Supabase
Learn how to integrate Tambo with Supabase Auth for user authentication.
Supabase Auth is a complete authentication solution that integrates seamlessly with your Supabase database. This guide shows how to integrate it with Tambo in a Next.js application.
Prerequisites
This guide assumes you've already set up Supabase Auth in your Next.js application, including the auth callback route. If you haven't, follow the Supabase Next.js Quick Start first.
JWT Verification Requirement
Supabase Auth doesn't support asymmetric JWT verification. You must disable JWT verification in your Tambo project settings (Settings > User Authentication > Verification Strategy > None) when using Supabase Auth.
Installation
Install the required packages:
npm install @supabase/supabase-js @tambo-ai/reactIntegration Options
Server-Side Token Retrieval (Recommended)
Use this approach for better security and performance, especially when you don't need real-time authentication state changes.
import { createServerClient } from "@supabase/supabase-js";
import { cookies } from "next/headers";
import ClientLayout from "./client-layout";
export default async function RootLayout({
children,
}: {
children: React.ReactNode;
}) {
const supabase = createServerClient(
process.env.NEXT_PUBLIC_SUPABASE_URL!,
process.env.NEXT_PUBLIC_SUPABASE_ANON_KEY!,
{
cookies: {
get(name: string) {
return cookies().get(name)?.value;
},
},
},
);
const {
data: { session },
} = await supabase.auth.getSession();
return (
<html lang="en">
<body>
<ClientLayout userToken={session?.access_token}>
{children}
</ClientLayout>
</body>
</html>
);
}"use client";
import { TamboProvider } from "@tambo-ai/react";
import { ReactNode } from "react";
interface ClientLayoutProps {
children: ReactNode;
userToken?: string;
}
export default function ClientLayout({
children,
userToken,
}: ClientLayoutProps) {
return <TamboProvider userToken={userToken}>{children}</TamboProvider>;
}Client-Side Token Retrieval
Use this approach when you need real-time authentication state management or client-side routing with authentication guards.
"use client";
import { TamboProvider } from "@tambo-ai/react";
import { createClient } from "@/lib/supabase";
import { ReactNode, useEffect, useState } from "react";
interface ClientLayoutProps {
children: ReactNode;
}
export default function ClientLayout({ children }: ClientLayoutProps) {
const [accessToken, setAccessToken] = useState<string | undefined>();
const supabase = createClient();
useEffect(() => {
// Get initial session
const getInitialSession = async () => {
const {
data: { session },
} = await supabase.auth.getSession();
setAccessToken(session?.access_token);
};
getInitialSession();
// Listen for auth changes
const {
data: { subscription },
} = supabase.auth.onAuthStateChange((_event, session) => {
setAccessToken(session?.access_token);
});
return () => subscription.unsubscribe();
}, [supabase]);
return <TamboProvider userToken={accessToken}>{children}</TamboProvider>;
}Usage
Once configured, you can use Tambo components throughout your application:
import { MessageThreadFull } from "@components/ui/tambo";
export default function Dashboard() {
return (
<div>
<h1>Dashboard</h1>
<MessageThreadFull />
</div>
);
}Supabase-Specific Features
Automatic Token Refresh
Supabase automatically handles token refresh in the background.
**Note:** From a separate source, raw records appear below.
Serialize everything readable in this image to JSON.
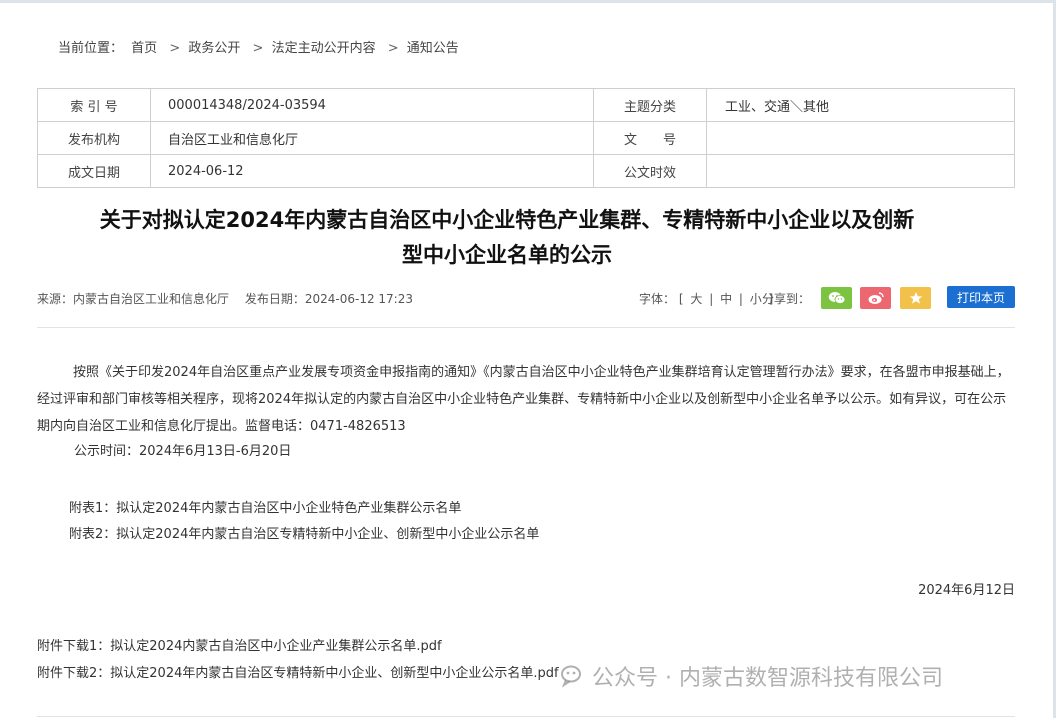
{
  "breadcrumb": {
    "prefix": "当前位置：",
    "items": [
      "首页",
      "政务公开",
      "法定主动公开内容",
      "通知公告"
    ],
    "sep": ">"
  },
  "meta_table": {
    "row1": {
      "k1": "索 引 号",
      "v1": "000014348/2024-03594",
      "k2": "主题分类",
      "v2": "工业、交通＼其他"
    },
    "row2": {
      "k1": "发布机构",
      "v1": "自治区工业和信息化厅",
      "k2": "文　　号",
      "v2": ""
    },
    "row3": {
      "k1": "成文日期",
      "v1": "2024-06-12",
      "k2": "公文时效",
      "v2": ""
    }
  },
  "article": {
    "title_line1": "关于对拟认定2024年内蒙古自治区中小企业特色产业集群、专精特新中小企业以及创新",
    "title_line2": "型中小企业名单的公示",
    "source": "来源：内蒙古自治区工业和信息化厅",
    "publish": "发布日期：2024-06-12 17:23",
    "body": "按照《关于印发2024年自治区重点产业发展专项资金申报指南的通知》《内蒙古自治区中小企业特色产业集群培育认定管理暂行办法》要求，在各盟市申报基础上，经过评审和部门审核等相关程序，现将2024年拟认定的内蒙古自治区中小企业特色产业集群、专精特新中小企业以及创新型中小企业名单予以公示。如有异议，可在公示期内向自治区工业和信息化厅提出。监督电话：0471-4826513",
    "public_period": "公示时间：2024年6月13日-6月20日",
    "attachment1": "附表1：拟认定2024年内蒙古自治区中小企业特色产业集群公示名单",
    "attachment2": "附表2：拟认定2024年内蒙古自治区专精特新中小企业、创新型中小企业公示名单",
    "date": "2024年6月12日",
    "download1_label": "附件下载1：",
    "download1_file": "拟认定2024内蒙古自治区中小企业产业集群公示名单.pdf",
    "download2_label": "附件下载2：",
    "download2_file": "拟认定2024年内蒙古自治区专精特新中小企业、创新型中小企业公示名单.pdf"
  },
  "toolbar": {
    "font_label": "字体：",
    "font_open": "[",
    "font_large": "大",
    "font_medium": "中",
    "font_small": "小",
    "font_close": "]",
    "font_pipe": "|",
    "share_label": "分享到：",
    "share_icons": [
      "wechat-icon",
      "weibo-icon",
      "star-icon"
    ],
    "print_label": "打印本页"
  },
  "watermark": {
    "text": "公众号 · 内蒙古数智源科技有限公司"
  },
  "colors": {
    "wechat": "#7bc341",
    "weibo": "#ec6770",
    "favorite": "#f2c14a",
    "print": "#1a6fd1"
  }
}
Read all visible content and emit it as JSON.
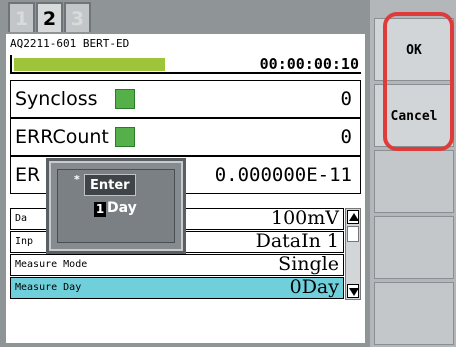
{
  "tabs": [
    {
      "label": "1",
      "active": false
    },
    {
      "label": "2",
      "active": true
    },
    {
      "label": "3",
      "active": false
    }
  ],
  "header": {
    "title": "AQ2211-601 BERT-ED",
    "timer": "00:00:00:10",
    "progress_fraction": 0.64
  },
  "status_rows": {
    "syncloss": {
      "label": "Syncloss",
      "value": "0",
      "indicator_color": "#56b04a"
    },
    "errcount": {
      "label": "ERRCount",
      "value": "0",
      "indicator_color": "#56b04a"
    },
    "err": {
      "label": "ER",
      "value": "0.000000E-11"
    }
  },
  "params": [
    {
      "label": "Da",
      "value": "100mV"
    },
    {
      "label": "Inp",
      "value": "DataIn 1"
    },
    {
      "label": "Measure Mode",
      "value": "Single"
    },
    {
      "label": "Measure Day",
      "value": "0Day",
      "selected": true
    }
  ],
  "popup": {
    "marker": "*",
    "title": "Enter",
    "digit": "1",
    "unit": "Day"
  },
  "side_buttons": {
    "ok": "OK",
    "cancel": "Cancel"
  },
  "colors": {
    "accent_highlight": "#e03b3b",
    "selected_row": "#6fd0db",
    "progress": "#9ec53a"
  }
}
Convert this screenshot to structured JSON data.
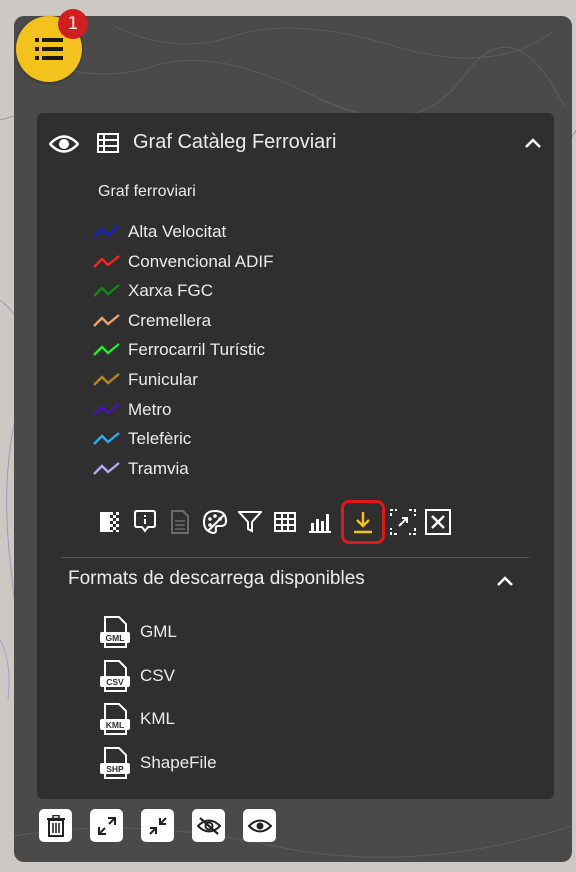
{
  "toggle": {
    "badge_count": "1",
    "icon": "list-icon"
  },
  "layer": {
    "title": "Graf Catàleg Ferroviari",
    "group_title": "Graf ferroviari",
    "legend": [
      {
        "label": "Alta Velocitat",
        "color": "#1c1ccc"
      },
      {
        "label": "Convencional ADIF",
        "color": "#ff2222"
      },
      {
        "label": "Xarxa FGC",
        "color": "#118811"
      },
      {
        "label": "Cremellera",
        "color": "#f0a070"
      },
      {
        "label": "Ferrocarril Turístic",
        "color": "#22ee22"
      },
      {
        "label": "Funicular",
        "color": "#b8861c"
      },
      {
        "label": "Metro",
        "color": "#4a10c0"
      },
      {
        "label": "Telefèric",
        "color": "#33aaee"
      },
      {
        "label": "Tramvia",
        "color": "#b8a8f8"
      }
    ],
    "tools": [
      "opacity-icon",
      "info-icon",
      "document-icon",
      "palette-icon",
      "filter-icon",
      "table-icon",
      "chart-icon",
      "download-icon",
      "zoom-extent-icon",
      "close-icon"
    ]
  },
  "downloads": {
    "title": "Formats de descarrega disponibles",
    "formats": [
      {
        "label": "GML",
        "icon_text": "GML"
      },
      {
        "label": "CSV",
        "icon_text": "CSV"
      },
      {
        "label": "KML",
        "icon_text": "KML"
      },
      {
        "label": "ShapeFile",
        "icon_text": "SHP"
      }
    ]
  },
  "bottom": [
    "trash-icon",
    "expand-icon",
    "collapse-icon",
    "eye-off-icon",
    "eye-icon"
  ],
  "colors": {
    "accent": "#f4c21c",
    "badge": "#d01f1f",
    "highlight": "#e01818",
    "panel": "#2f2f2f"
  }
}
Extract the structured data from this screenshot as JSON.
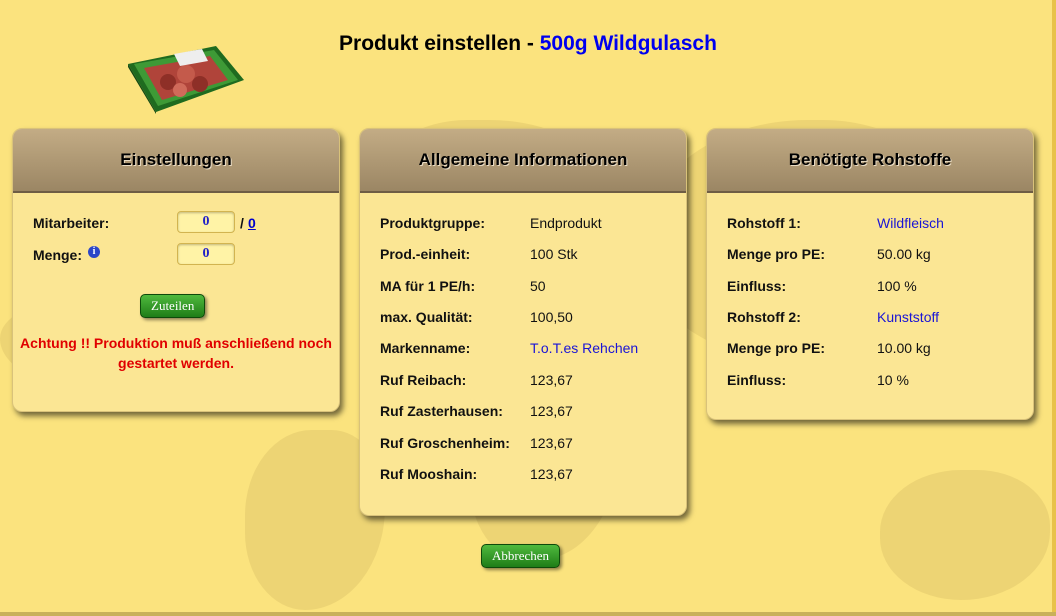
{
  "title": {
    "prefix": "Produkt einstellen - ",
    "product": "500g Wildgulasch"
  },
  "product_image": {
    "pack_label": "Wildgulasch 500g"
  },
  "einstellungen": {
    "heading": "Einstellungen",
    "mitarbeiter_label": "Mitarbeiter:",
    "mitarbeiter_value": "0",
    "mitarbeiter_sep": "/",
    "mitarbeiter_max": "0",
    "menge_label": "Menge:",
    "menge_value": "0",
    "info_glyph": "i",
    "assign_button": "Zuteilen",
    "warning": "Achtung !! Produktion muß anschließend noch gestartet werden."
  },
  "allgemein": {
    "heading": "Allgemeine Informationen",
    "rows": [
      {
        "label": "Produktgruppe:",
        "value": "Endprodukt"
      },
      {
        "label": "Prod.-einheit:",
        "value": "100 Stk"
      },
      {
        "label": "MA für 1 PE/h:",
        "value": "50"
      },
      {
        "label": "max. Qualität:",
        "value": "100,50"
      },
      {
        "label": "Markenname:",
        "value": "T.o.T.es Rehchen"
      },
      {
        "label": "Ruf Reibach:",
        "value": "123,67"
      },
      {
        "label": "Ruf Zasterhausen:",
        "value": "123,67"
      },
      {
        "label": "Ruf Groschenheim:",
        "value": "123,67"
      },
      {
        "label": "Ruf Mooshain:",
        "value": "123,67"
      }
    ]
  },
  "rohstoffe": {
    "heading": "Benötigte Rohstoffe",
    "rows": [
      {
        "label": "Rohstoff 1:",
        "value": "Wildfleisch"
      },
      {
        "label": "Menge pro PE:",
        "value": "50.00 kg"
      },
      {
        "label": "Einfluss:",
        "value": "100 %"
      },
      {
        "label": "Rohstoff 2:",
        "value": "Kunststoff"
      },
      {
        "label": "Menge pro PE:",
        "value": "10.00 kg"
      },
      {
        "label": "Einfluss:",
        "value": "10 %"
      }
    ]
  },
  "cancel_button": "Abbrechen",
  "colors": {
    "background": "#fbe37e",
    "link": "#1a14d6",
    "warning": "#e00000",
    "button": "#1f7d17"
  }
}
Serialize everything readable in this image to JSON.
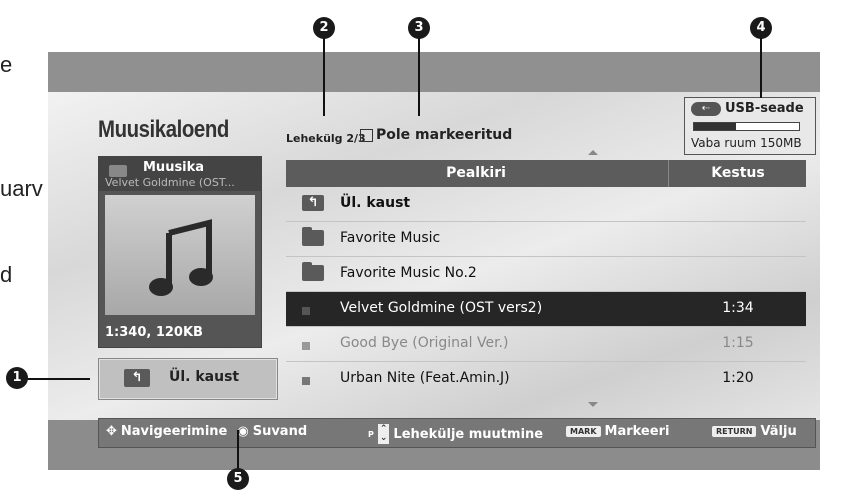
{
  "side_fragments": [
    "e",
    "uarv",
    "d"
  ],
  "window_title": "Muusikaloend",
  "page_info": "Lehekülg 2/3",
  "mark_status": "Pole markeeritud",
  "usb": {
    "label": "USB-seade",
    "free": "Vaba ruum 150MB",
    "used_fraction": 0.4
  },
  "preview": {
    "category": "Muusika",
    "file": "Velvet Goldmine (OST...",
    "info": "1:340, 120KB"
  },
  "up_button_label": "Ül. kaust",
  "list": {
    "columns": {
      "title": "Pealkiri",
      "duration": "Kestus"
    },
    "rows": [
      {
        "name": "Ül. kaust",
        "duration": "",
        "kind": "up"
      },
      {
        "name": "Favorite Music",
        "duration": "",
        "kind": "folder"
      },
      {
        "name": "Favorite Music No.2",
        "duration": "",
        "kind": "folder"
      },
      {
        "name": "Velvet Goldmine (OST vers2)",
        "duration": "1:34",
        "kind": "file-selected"
      },
      {
        "name": "Good Bye (Original Ver.)",
        "duration": "1:15",
        "kind": "file-dim"
      },
      {
        "name": "Urban Nite (Feat.Amin.J)",
        "duration": "1:20",
        "kind": "file"
      }
    ]
  },
  "hints": {
    "navigate": "Navigeerimine",
    "select": "Suvand",
    "page_key": "P",
    "page_change": "Lehekülje muutmine",
    "mark_key": "MARK",
    "mark": "Markeeri",
    "return_key": "RETURN",
    "exit": "Välju"
  },
  "callouts": [
    "1",
    "2",
    "3",
    "4",
    "5"
  ]
}
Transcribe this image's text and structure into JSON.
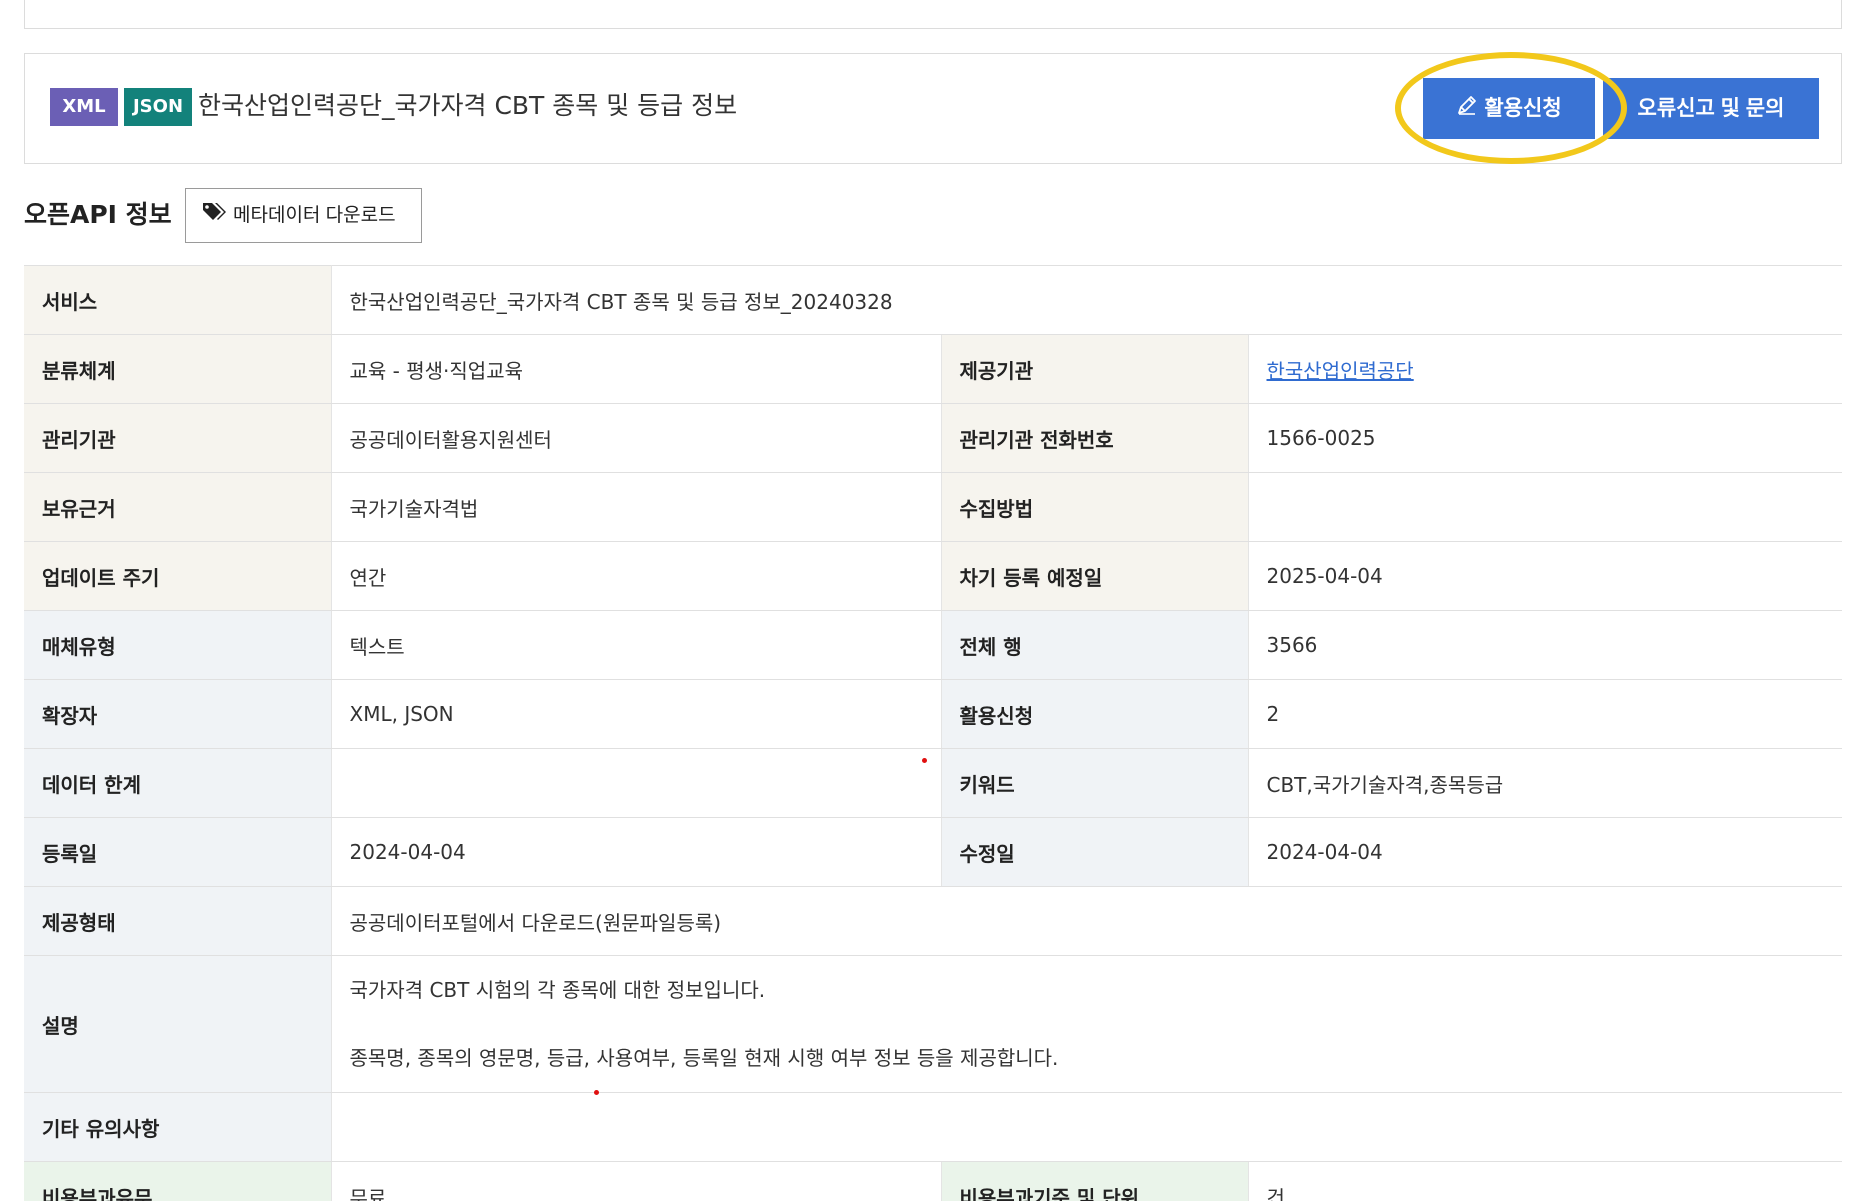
{
  "header": {
    "badges": [
      "XML",
      "JSON"
    ],
    "dataset_title": "한국산업인력공단_국가자격 CBT 종목 및 등급 정보",
    "apply_label": "활용신청",
    "report_label": "오류신고 및 문의",
    "accent_color": "#3a73d4",
    "highlight_color": "#f2c81b"
  },
  "section": {
    "title": "오픈API 정보",
    "metadata_download_label": "메타데이터 다운로드"
  },
  "info": {
    "service_label": "서비스",
    "service_value": "한국산업인력공단_국가자격 CBT 종목 및 등급 정보_20240328",
    "category_label": "분류체계",
    "category_value": "교육 - 평생·직업교육",
    "provider_label": "제공기관",
    "provider_value": "한국산업인력공단",
    "manager_label": "관리기관",
    "manager_value": "공공데이터활용지원센터",
    "manager_phone_label": "관리기관 전화번호",
    "manager_phone_value": "1566-0025",
    "basis_label": "보유근거",
    "basis_value": "국가기술자격법",
    "collect_label": "수집방법",
    "collect_value": "",
    "update_label": "업데이트 주기",
    "update_value": "연간",
    "next_reg_label": "차기 등록 예정일",
    "next_reg_value": "2025-04-04",
    "media_label": "매체유형",
    "media_value": "텍스트",
    "rows_label": "전체 행",
    "rows_value": "3566",
    "ext_label": "확장자",
    "ext_value": "XML, JSON",
    "apply_count_label": "활용신청",
    "apply_count_value": "2",
    "limit_label": "데이터 한계",
    "limit_value": "",
    "keyword_label": "키워드",
    "keyword_value": "CBT,국가기술자격,종목등급",
    "reg_date_label": "등록일",
    "reg_date_value": "2024-04-04",
    "mod_date_label": "수정일",
    "mod_date_value": "2024-04-04",
    "provide_type_label": "제공형태",
    "provide_type_value": "공공데이터포털에서 다운로드(원문파일등록)",
    "desc_label": "설명",
    "desc_line1": "국가자격 CBT 시험의 각 종목에 대한 정보입니다.",
    "desc_line2": "종목명, 종목의 영문명, 등급, 사용여부, 등록일 현재 시행 여부 정보 등을 제공합니다.",
    "etc_label": "기타 유의사항",
    "etc_value": "",
    "fee_label": "비용부과유무",
    "fee_value": "무료",
    "fee_basis_label": "비용부과기준 및 단위",
    "fee_basis_value": "건"
  }
}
When tokens expire, Supabase will automatically refresh them, and the TamboProvider will receive the updated token through the auth state change listener.
Session Management
Supabase provides robust session management across tabs and devices. The auth state change listener ensures that authentication state stays synchronized across your application.
Why Disable JWT Verification
Supabase uses symmetric JWT signing (HMAC-SHA256) rather than asymmetric signing (RS256). Tambo's JWT verification is designed for asymmetric tokens from OAuth providers. Since Supabase handles authentication security, disabling JWT verification in Tambo is safe and recommended.